What I’m working on: Text prompt to generated visuals audio responsive videos

What I see in the near-future: Movies that are incorporate on-the-fly generated assets from genre, themes, specific actors/locales/time periods

Dream journals with automated visuals - topic model sentences to grab the most important text, create visuals, mint journal entry?

Language learning through conversation and real-time transcription. Ex. Spanish learner stumbles in conversation and switches back to English for a few words - transcription software notes down the english and marks as new vocabulary.

What will change in the near-future?

Context -

with iterations in text to image generation it might be possible within the next few years to generate movies from stories

Current tools to generate images from text and how I’m working with them.

VQGAN + CLIP

GANs (Generative Adversarial Networks) are systems where two neural networks are pitted against one another: a generator which synthesizes images or data, and a discriminator which scores how plausible the results are. The system feeds back on itself to incrementally improve its score.
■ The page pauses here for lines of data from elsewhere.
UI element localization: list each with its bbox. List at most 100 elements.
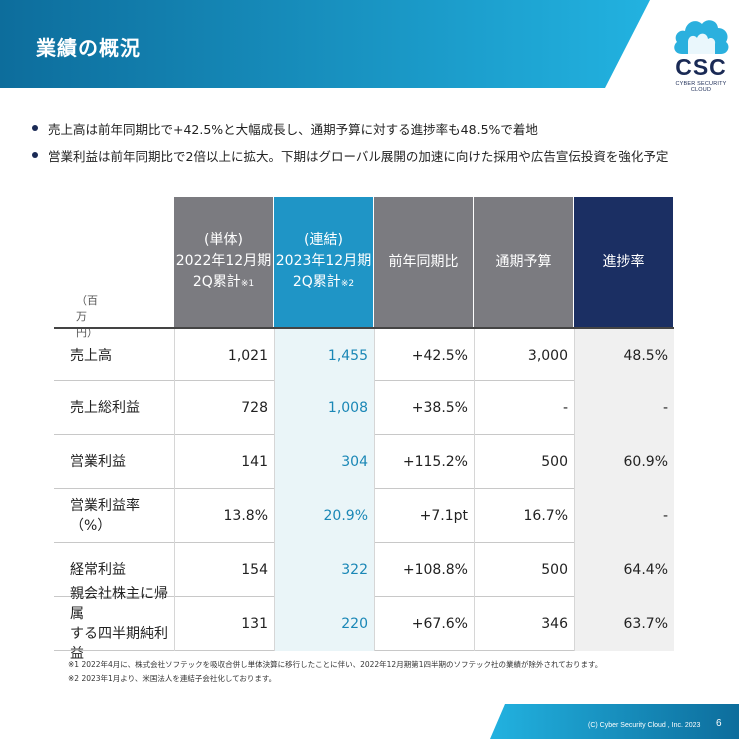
column-divider	[474, 597, 475, 651]
header-note: ※1	[240, 278, 255, 289]
row-label-text: 親会社株主に帰属 する四半期純利益	[70, 584, 174, 664]
column-header-text: 通期予算	[496, 252, 552, 273]
table-cell: 13.8%	[223, 508, 268, 524]
header-line: 2Q累計※1	[176, 272, 271, 295]
table-cell: 63.7%	[574, 597, 674, 651]
table-cell: +42.5%	[411, 348, 468, 364]
column-header-text: 前年同期比	[389, 252, 459, 273]
unit-label: （百万円）	[76, 294, 98, 339]
column-divider	[574, 329, 575, 383]
row-label: 親会社株主に帰属 する四半期純利益	[54, 586, 174, 662]
header-note: ※2	[340, 278, 355, 289]
table-cell: 728	[241, 400, 268, 416]
row-label-text: 売上総利益	[70, 398, 140, 418]
row-label: 売上総利益	[54, 381, 174, 435]
table-row: 売上高 1,021 1,455 +42.5% 3,000 48.5%	[54, 327, 674, 383]
header-line: (単体)	[204, 231, 243, 248]
table-cell: +67.6%	[411, 616, 468, 632]
table-cell: 346	[541, 616, 568, 632]
column-header-text: (連結) 2023年12月期 2Q累計※2	[276, 230, 371, 295]
column-divider	[574, 597, 575, 651]
table-row: 売上総利益 728 1,008 +38.5% - -	[54, 381, 674, 435]
bullet-text: 営業利益は前年同期比で2倍以上に拡大。下期はグローバル展開の加速に向けた採用や広…	[48, 148, 669, 164]
column-divider	[574, 543, 575, 597]
row-label-line: 経常利益	[70, 562, 126, 578]
header-line: 通期予算	[495, 253, 552, 270]
column-divider	[574, 435, 575, 489]
table-cell: 16.7%	[523, 508, 568, 524]
column-divider	[374, 543, 375, 597]
column-header-5: 進捗率	[574, 197, 674, 327]
table-cell: +115.2%	[402, 454, 468, 470]
table-row: 親会社株主に帰属 する四半期純利益 131 220 +67.6% 346 63.7%	[54, 586, 674, 662]
row-label-line: 売上総利益	[70, 400, 140, 416]
row-label-line: 売上高	[70, 348, 112, 364]
bullet-item: 売上高は前年同期比で+42.5%と大幅成長し、通期予算に対する進捗率も48.5%…	[32, 118, 668, 138]
header-period: 2Q累計	[292, 273, 341, 290]
column-divider	[474, 329, 475, 383]
row-label-line: 営業利益	[70, 454, 126, 470]
column-header-2: (連結) 2023年12月期 2Q累計※2	[274, 197, 374, 327]
footer-bar	[0, 700, 739, 739]
column-divider	[374, 489, 375, 543]
row-label-text: 営業利益	[70, 452, 126, 472]
bullet-item: 営業利益は前年同期比で2倍以上に拡大。下期はグローバル展開の加速に向けた採用や広…	[32, 145, 668, 165]
header-line: 前年同期比	[388, 253, 459, 270]
footnote: ※2 2023年1月より、米国法人を連結子会社化しております。	[68, 674, 277, 683]
table-cell: +108.8%	[402, 562, 468, 578]
footnotes: ※1 2022年4月に、株式会社ソフテックを吸収合併し単体決算に移行したことに伴…	[68, 658, 602, 686]
column-divider	[274, 597, 275, 651]
table-row: 経常利益 154 322 +108.8% 500 64.4%	[54, 543, 674, 597]
header-period: 2Q累計	[192, 273, 241, 290]
column-divider	[274, 543, 275, 597]
table-cell: -	[574, 381, 674, 435]
header-line: (連結)	[304, 231, 343, 248]
column-divider	[174, 489, 175, 543]
footnote: ※1 2022年4月に、株式会社ソフテックを吸収合併し単体決算に移行したことに伴…	[68, 660, 603, 669]
table-row: 営業利益 141 304 +115.2% 500 60.9%	[54, 435, 674, 489]
column-header-text: 進捗率	[603, 252, 645, 273]
column-divider	[274, 329, 275, 383]
column-divider	[174, 381, 175, 435]
column-divider	[474, 489, 475, 543]
column-divider	[374, 329, 375, 383]
header-shape	[0, 0, 650, 88]
column-header-4: 通期予算	[474, 197, 574, 327]
bullet-dot-icon	[32, 125, 38, 131]
column-divider	[174, 435, 175, 489]
table-cell: 322	[274, 543, 374, 597]
column-divider	[474, 543, 475, 597]
table-cell: -	[574, 489, 674, 543]
summary-bullets: 売上高は前年同期比で+42.5%と大幅成長し、通期予算に対する進捗率も48.5%…	[32, 118, 668, 172]
copyright: (C) Cyber Security Cloud , Inc. 2023	[588, 722, 701, 729]
column-divider	[174, 597, 175, 651]
footer-shape	[490, 704, 739, 739]
table-cell: 154	[241, 562, 268, 578]
column-divider	[174, 543, 175, 597]
page-number: 6	[716, 718, 722, 729]
row-label: 営業利益	[54, 435, 174, 489]
header-bar: 業績の概況	[0, 0, 739, 95]
row-label: 営業利益率（%）	[54, 489, 174, 543]
cloud-icon	[674, 20, 729, 54]
table-cell: 1,455	[274, 329, 374, 383]
header-line: 進捗率	[602, 253, 645, 270]
column-divider	[174, 329, 175, 383]
table-cell: 304	[274, 435, 374, 489]
bullet-dot-icon	[32, 152, 38, 158]
column-divider	[474, 435, 475, 489]
column-divider	[274, 381, 275, 435]
bullet-text: 売上高は前年同期比で+42.5%と大幅成長し、通期予算に対する進捗率も48.5%…	[48, 121, 538, 137]
table-cell: 48.5%	[574, 329, 674, 383]
column-header-1: (単体) 2022年12月期 2Q累計※1	[174, 197, 274, 327]
row-label-text: 営業利益率（%）	[70, 496, 174, 536]
column-divider	[374, 381, 375, 435]
table-cell: 60.9%	[574, 435, 674, 489]
company-logo: CSC CYBER SECURITY CLOUD	[670, 14, 732, 93]
column-divider	[474, 381, 475, 435]
row-label-line: 営業利益率（%）	[70, 498, 140, 534]
table-cell: 500	[541, 454, 568, 470]
header-line: 2Q累計※2	[276, 272, 371, 295]
row-label-line: する四半期純利益	[70, 626, 168, 662]
table-cell: 500	[541, 562, 568, 578]
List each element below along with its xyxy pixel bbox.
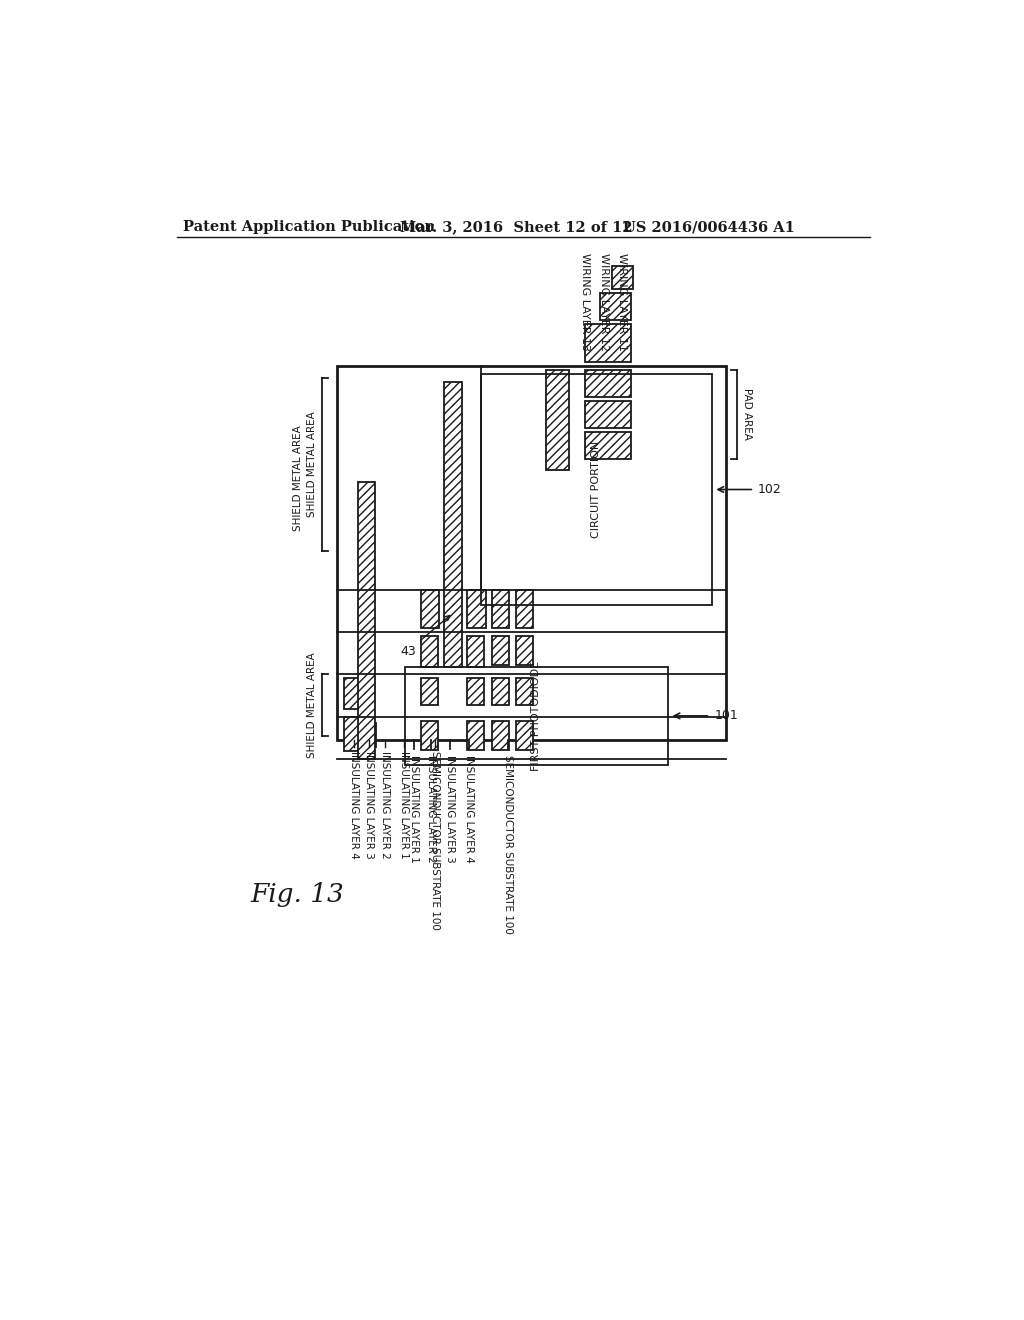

CLIP (Contrastive Language–Image Pre-training) is a companion third neural network which finds images based on natural language descriptions, which are what’s initially fed into the VQGAN.

helpful tutorial

colab link to run it

CogView

CogView

These notebooks + following along with this tutorial by Lia Coleman to create a beat detector along with video in TouchDesigner will eventually lead to generated visual videos for mixes. Somewhere along the way, I want to add custom trained StyleGanADA model to “walk” along different images, creating a video to use for audio modulation.